DNA methylation and hydroxymethylation have distinct genome-wide profiles related to axonal regeneration

Alterations in environmentally sensitive epigenetic mechanisms (<i>e.g</i>., DNA methylation) influence axonal regeneration in the spinal cord following sharp injury. Conventional DNA methylation detection methods using sodium bisulphite treatment do not distinguish between methylated and hydroxymethylated forms of cytosine, meaning that past studies report a composite of 5-methylcytosine (5mC) and 5-hydroxymethylcytosine (5hmC). To identify the distinct contributions of DNA methylation modifications to axonal regeneration, we collected spinal cord tissue after sharp injury from untreated adult F3 male rats with enhanced regeneration of injured spinal axons or controls, derived from folate- or water-treated F0 lineages, respectively. Genomic DNA was profiled for genome-wide 5hmC levels, revealing 658 differentially hydroxymethylated regions (DhMRs). Genomic profiling with whole genome bisulphite sequencing disclosed regeneration-related alterations in composite 5mC + 5hmC DNA methylation levels at 2,260 differentially methylated regions (DMRs). While pathway analyses revealed that differentially hydroxymethylated and methylated genes are linked to biologically relevant axon developmental pathways, only 22 genes harbour both DhMR and DMRs. Since these differential modifications were more than 60 kilobases on average away from each other, the large majority of differential hydroxymethylated and methylated regions are unique with distinct functions in the axonal regeneration phenotype. These data highlight the importance of distinguishing independent contributions of 5mC and 5hmC levels in the central nervous system, and denote discrete roles for DNA methylation modifications in spinal cord injury and regeneration in the context of transgenerational inheritance.

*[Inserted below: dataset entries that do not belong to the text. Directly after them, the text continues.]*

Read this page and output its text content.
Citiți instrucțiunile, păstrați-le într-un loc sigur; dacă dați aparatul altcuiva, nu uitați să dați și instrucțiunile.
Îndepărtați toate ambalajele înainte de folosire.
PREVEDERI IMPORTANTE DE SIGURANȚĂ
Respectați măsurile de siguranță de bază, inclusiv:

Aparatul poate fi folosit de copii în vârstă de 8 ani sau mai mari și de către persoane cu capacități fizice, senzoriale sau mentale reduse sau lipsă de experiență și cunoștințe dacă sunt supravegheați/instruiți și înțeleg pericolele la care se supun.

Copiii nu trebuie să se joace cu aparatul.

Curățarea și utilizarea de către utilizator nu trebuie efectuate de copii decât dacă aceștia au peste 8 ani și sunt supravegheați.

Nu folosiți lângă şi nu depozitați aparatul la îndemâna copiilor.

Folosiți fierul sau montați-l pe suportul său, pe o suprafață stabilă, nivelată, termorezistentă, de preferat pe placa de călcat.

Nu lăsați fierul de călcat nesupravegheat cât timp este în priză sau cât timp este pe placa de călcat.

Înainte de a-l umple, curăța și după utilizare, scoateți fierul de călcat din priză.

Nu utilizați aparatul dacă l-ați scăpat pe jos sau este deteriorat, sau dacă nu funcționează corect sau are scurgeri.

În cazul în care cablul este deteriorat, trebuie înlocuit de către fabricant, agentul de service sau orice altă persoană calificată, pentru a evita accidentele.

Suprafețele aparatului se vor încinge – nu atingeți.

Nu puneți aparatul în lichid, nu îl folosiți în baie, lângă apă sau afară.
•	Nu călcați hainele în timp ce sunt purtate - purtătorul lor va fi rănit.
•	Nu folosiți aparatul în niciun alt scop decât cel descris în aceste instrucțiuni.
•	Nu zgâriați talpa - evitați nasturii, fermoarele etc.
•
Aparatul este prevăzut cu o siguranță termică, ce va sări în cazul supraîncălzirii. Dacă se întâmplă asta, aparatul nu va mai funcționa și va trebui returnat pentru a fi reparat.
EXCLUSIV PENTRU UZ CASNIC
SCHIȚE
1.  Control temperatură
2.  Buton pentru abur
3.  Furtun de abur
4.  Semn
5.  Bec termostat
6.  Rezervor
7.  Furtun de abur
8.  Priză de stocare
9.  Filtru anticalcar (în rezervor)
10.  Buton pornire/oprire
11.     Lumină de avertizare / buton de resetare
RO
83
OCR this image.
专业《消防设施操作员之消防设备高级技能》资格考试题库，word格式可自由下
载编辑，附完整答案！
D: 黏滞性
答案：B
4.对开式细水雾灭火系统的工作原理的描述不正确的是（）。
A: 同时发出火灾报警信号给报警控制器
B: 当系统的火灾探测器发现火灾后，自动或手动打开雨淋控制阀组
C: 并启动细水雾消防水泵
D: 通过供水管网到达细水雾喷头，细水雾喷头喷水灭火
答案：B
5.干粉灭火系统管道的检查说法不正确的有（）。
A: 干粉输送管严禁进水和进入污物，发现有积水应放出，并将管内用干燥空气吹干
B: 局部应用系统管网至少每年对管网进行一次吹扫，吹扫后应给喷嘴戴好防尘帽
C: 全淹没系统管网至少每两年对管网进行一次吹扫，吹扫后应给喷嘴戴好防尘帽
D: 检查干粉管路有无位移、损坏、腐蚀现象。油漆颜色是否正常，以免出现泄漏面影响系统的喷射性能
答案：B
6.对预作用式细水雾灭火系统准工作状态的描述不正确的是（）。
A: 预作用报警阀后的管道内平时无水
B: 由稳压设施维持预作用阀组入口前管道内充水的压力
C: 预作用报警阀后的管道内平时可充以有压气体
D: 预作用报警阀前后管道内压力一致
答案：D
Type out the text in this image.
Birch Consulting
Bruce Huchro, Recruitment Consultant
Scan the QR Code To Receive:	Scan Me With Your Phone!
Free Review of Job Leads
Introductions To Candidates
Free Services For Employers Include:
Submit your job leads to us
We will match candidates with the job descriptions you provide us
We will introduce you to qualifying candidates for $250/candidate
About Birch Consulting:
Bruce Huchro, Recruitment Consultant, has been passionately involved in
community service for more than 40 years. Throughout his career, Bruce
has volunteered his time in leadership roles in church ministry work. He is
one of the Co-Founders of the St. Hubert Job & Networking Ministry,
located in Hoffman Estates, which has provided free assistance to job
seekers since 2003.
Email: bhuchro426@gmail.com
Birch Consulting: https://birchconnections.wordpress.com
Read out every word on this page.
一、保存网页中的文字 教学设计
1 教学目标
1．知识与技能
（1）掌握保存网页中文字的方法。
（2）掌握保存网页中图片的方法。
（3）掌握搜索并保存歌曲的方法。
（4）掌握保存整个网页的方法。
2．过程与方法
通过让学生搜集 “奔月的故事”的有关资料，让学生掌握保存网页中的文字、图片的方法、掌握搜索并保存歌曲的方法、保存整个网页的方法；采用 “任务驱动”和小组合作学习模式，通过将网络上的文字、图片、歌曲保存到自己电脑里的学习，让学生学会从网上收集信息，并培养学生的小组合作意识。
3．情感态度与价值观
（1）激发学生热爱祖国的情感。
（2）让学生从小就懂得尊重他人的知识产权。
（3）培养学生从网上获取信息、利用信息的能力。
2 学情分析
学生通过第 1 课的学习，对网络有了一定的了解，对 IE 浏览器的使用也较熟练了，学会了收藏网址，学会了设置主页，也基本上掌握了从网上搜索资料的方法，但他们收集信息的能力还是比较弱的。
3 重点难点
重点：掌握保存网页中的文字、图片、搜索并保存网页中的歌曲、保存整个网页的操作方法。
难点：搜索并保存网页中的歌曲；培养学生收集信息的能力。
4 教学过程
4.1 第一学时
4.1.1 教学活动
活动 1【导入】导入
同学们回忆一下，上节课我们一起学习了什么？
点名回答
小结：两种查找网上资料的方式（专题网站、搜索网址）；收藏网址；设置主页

环境敏感性表观遗传机制（epigenetic mechanisms）的改变，会影响锐性损伤后脊髓内的轴突再生。传统的基于亚硫酸氢钠（sodium bisulphite）处理的DNA甲基化（DNA methylation）检测方法，无法区分胞嘧啶（cytosine）的甲基化与羟甲基化形式，这意味着过往研究报道的是5-甲基胞嘧啶（5-methylcytosine, 5mC）与5-羟甲基胞嘧啶（5-hydroxymethylcytosine, 5hmC）的复合信号。为明确DNA甲基化修饰对轴突再生的独立贡献，我们分别从经叶酸或水处理的F0世系衍生而来的未处理成年雄性F3大鼠中，采集锐性损伤后的脊髓组织：其中一组为脊髓损伤轴突再生能力增强的实验组，另一组为对照组。我们对基因组DNA开展全基因组水平的5hmC水平谱分析，共鉴定出658个差异羟甲基化区域（differentially hydroxymethylated regions, DhMRs）。通过全基因组亚硫酸氢盐测序（whole genome bisulphite sequencing）进行基因组分析后发现，在2260个差异甲基化区域（differentially methylated regions, DMRs）中，复合的5mC+5hmC DNA甲基化水平出现了与再生相关的改变。尽管通路分析显示，差异羟甲基化基因与差异甲基化基因均富集于具有生物学相关性的轴突发育通路，但仅有22个基因同时存在DhMR与DMR。由于这些差异修饰位点之间的平均间距超过60千碱基（kilobases, kb），绝大多数差异羟甲基化区域与差异甲基化区域彼此独立，且在轴突再生表型中发挥独特功能。本研究数据凸显了区分中枢神经系统（central nervous system, CNS）中5mC与5hmC水平独立贡献的重要性，并阐明了跨代遗传（transgenerational inheritance）背景下，DNA甲基化修饰在脊髓损伤与再生过程中的独立作用。